Inquérito revela mais jovens desiludidos com as redes sociais

Há um número crescente de jovens que se declaram desiludidos pelo lado negativo da revolução digital, nomeadamente o assédio online e as notícias falsas. Este efeito de ricochete vai até ao ponto de dois terços dos mais novos chegarem a admitir que não se importavam que as redes sociais não tivessem sido inventadas. Estes dados surpreendentes são revelados por um inquérito feito na Inglaterra, junto de cerca de cinco mil estudantes de escolas públicas e privadas. A maioria das respostas vem de jovens entre os nove e os onze anos. 

O estudo foi realizado em Setembro, por solicitação da Digital Awareness UK, que promove o uso seguro das tecnologias digitais, e da Headmasters’ and Headmistresses’ Conference (HMC), que representa os directores de escolas privadas em todo o mundo. 

“Cerca de 63% dos inquiridos disseram que não se importavam se as redes sociais não existissem, e um número ainda superior (71%) conta que já fez 'desintoxicação' digital temporária para escapar delas.” (…) 
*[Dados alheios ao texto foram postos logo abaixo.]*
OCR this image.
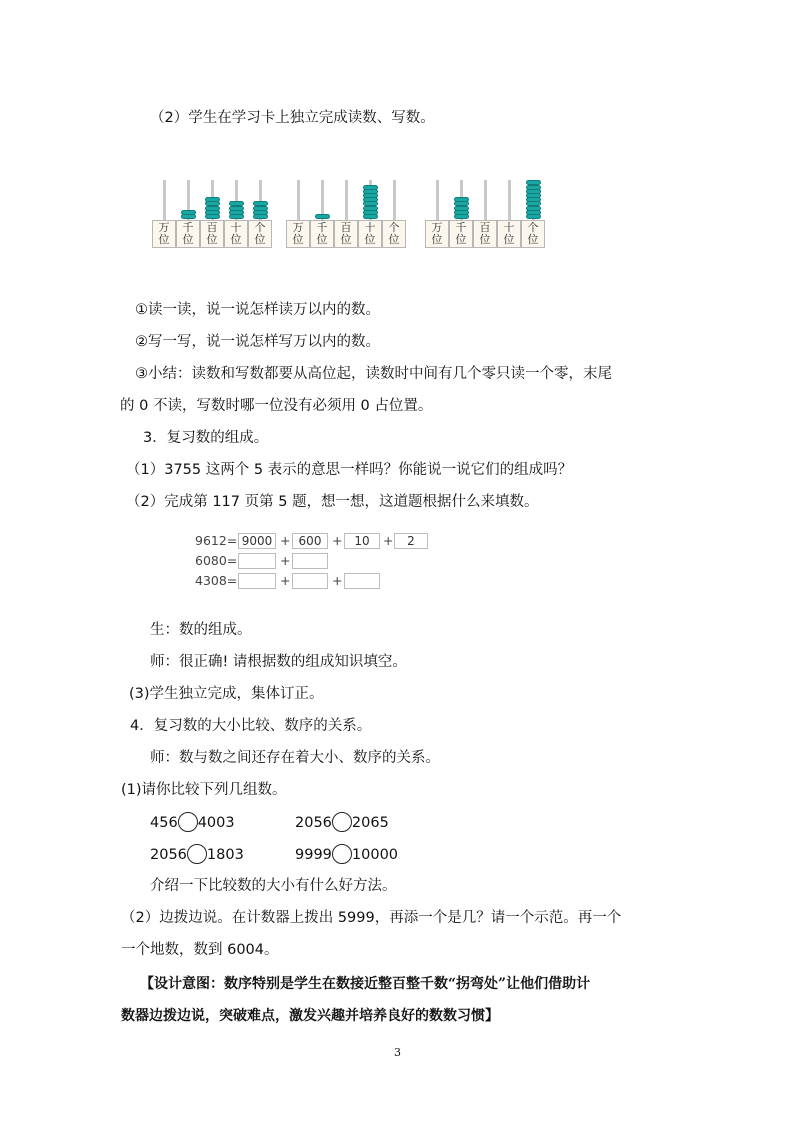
（2）学生在学习卡上独立完成读数、写数。
万
位
千
位
百
位
十
位
个
位
万
位
千
位
百
位
十
位
个
位
万
位
千
位
百
位
十
位
个
位
①读一读，说一说怎样读万以内的数。
②写一写，说一说怎样写万以内的数。
③小结：读数和写数都要从高位起，读数时中间有几个零只读一个零，末尾
的 0 不读，写数时哪一位没有必须用 0 占位置。
3．复习数的组成。
（1）3755 这两个 5 表示的意思一样吗？你能说一说它们的组成吗？
（2）完成第 117 页第 5 题，想一想，这道题根据什么来填数。
9612= 9000 + 600 + 10	+	2
6080=	+
4308=	+	+
生：数的组成。
师：很正确! 请根据数的组成知识填空。
(3)学生独立完成，集体订正。
4．复习数的大小比较、数序的关系。
师：数与数之间还存在着大小、数序的关系。
(1)请你比较下列几组数。
456 4003	2056 2065
2056 1803	9999 10000
介绍一下比较数的大小有什么好方法。
（2）边拨边说。在计数器上拨出 5999，再添一个是几？请一个示范。再一个
一个地数，数到 6004。
【设计意图：数序特别是学生在数接近整百整千数“拐弯处”让他们借助计
数器边拨边说，突破难点，激发兴趣并培养良好的数数习惯】
3
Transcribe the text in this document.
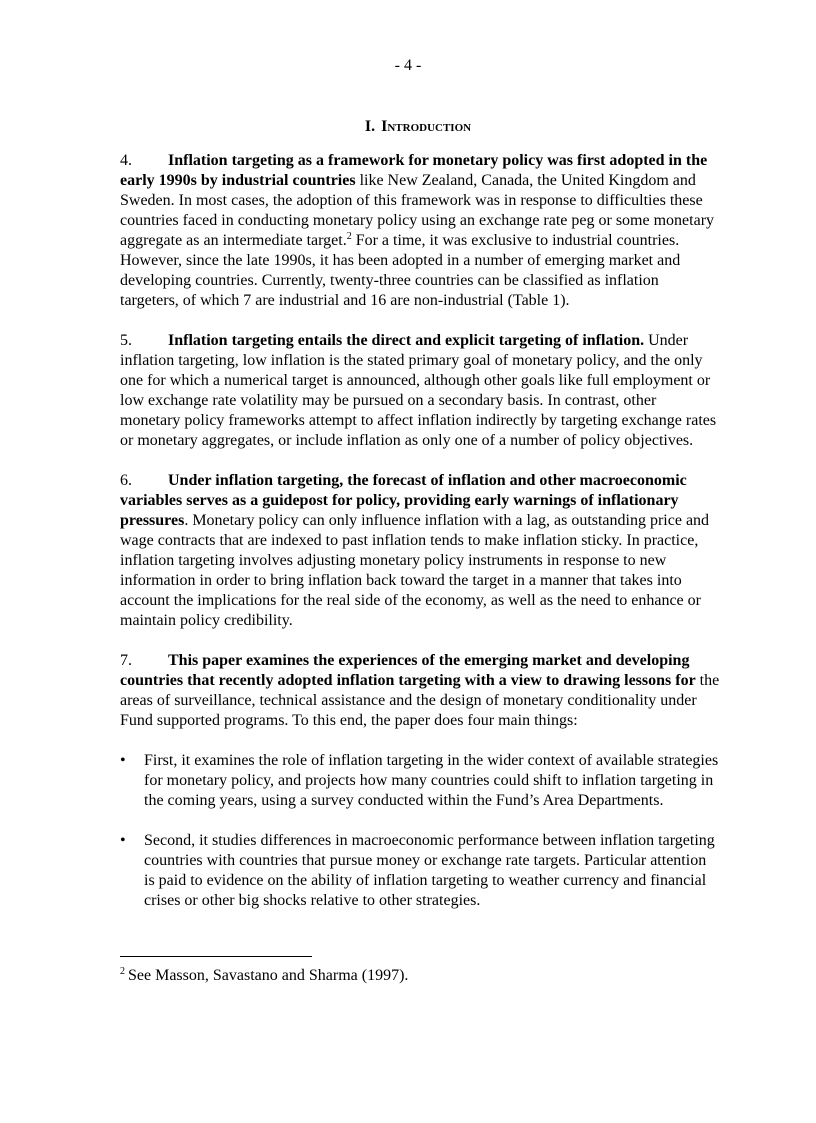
- 4 -
I. Introduction

4. Inflation targeting as a framework for monetary policy was first adopted in the early 1990s by industrial countries like New Zealand, Canada, the United Kingdom and Sweden. In most cases, the adoption of this framework was in response to difficulties these countries faced in conducting monetary policy using an exchange rate peg or some monetary aggregate as an intermediate target.$^2$ For a time, it was exclusive to industrial countries. However, since the late 1990s, it has been adopted in a number of emerging market and developing countries. Currently, twenty-three countries can be classified as inflation targeters, of which 7 are industrial and 16 are non-industrial (Table 1).

5. Inflation targeting entails the direct and explicit targeting of inflation. Under inflation targeting, low inflation is the stated primary goal of monetary policy, and the only one for which a numerical target is announced, although other goals like full employment or low exchange rate volatility may be pursued on a secondary basis. In contrast, other monetary policy frameworks attempt to affect inflation indirectly by targeting exchange rates or monetary aggregates, or include inflation as only one of a number of policy objectives.

6. Under inflation targeting, the forecast of inflation and other macroeconomic variables serves as a guidepost for policy, providing early warnings of inflationary pressures. Monetary policy can only influence inflation with a lag, as outstanding price and wage contracts that are indexed to past inflation tends to make inflation sticky. In practice, inflation targeting involves adjusting monetary policy instruments in response to new information in order to bring inflation back toward the target in a manner that takes into account the implications for the real side of the economy, as well as the need to enhance or maintain policy credibility.

7. This paper examines the experiences of the emerging market and developing countries that recently adopted inflation targeting with a view to drawing lessons for the areas of surveillance, technical assistance and the design of monetary conditionality under Fund supported programs. To this end, the paper does four main things:

•	First, it examines the role of inflation targeting in the wider context of available strategies for monetary policy, and projects how many countries could shift to inflation targeting in the coming years, using a survey conducted within the Fund’s Area Departments.
•	Second, it studies differences in macroeconomic performance between inflation targeting countries with countries that pursue money or exchange rate targets. Particular attention is paid to evidence on the ability of inflation targeting to weather currency and financial crises or other big shocks relative to other strategies.
$^2$ See Masson, Savastano and Sharma (1997).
“Um total de 56% disse que já tinha recebido comentários ofensivos pela Internet, 56% admitiram estar à beira da dependência e 52% contam que as redes sociais os fazem sentir menos confiantes a respeito da sua imagem ou de como a sua vida é interessante.” 

“Enquanto mais de 60% acham que os seus amigos apresentam uma ‘falsa versão’ de si mesmos nas redes sociais, 85% dos inquiridos negam que eles próprios sejam culpados de fazer isso.” (…) 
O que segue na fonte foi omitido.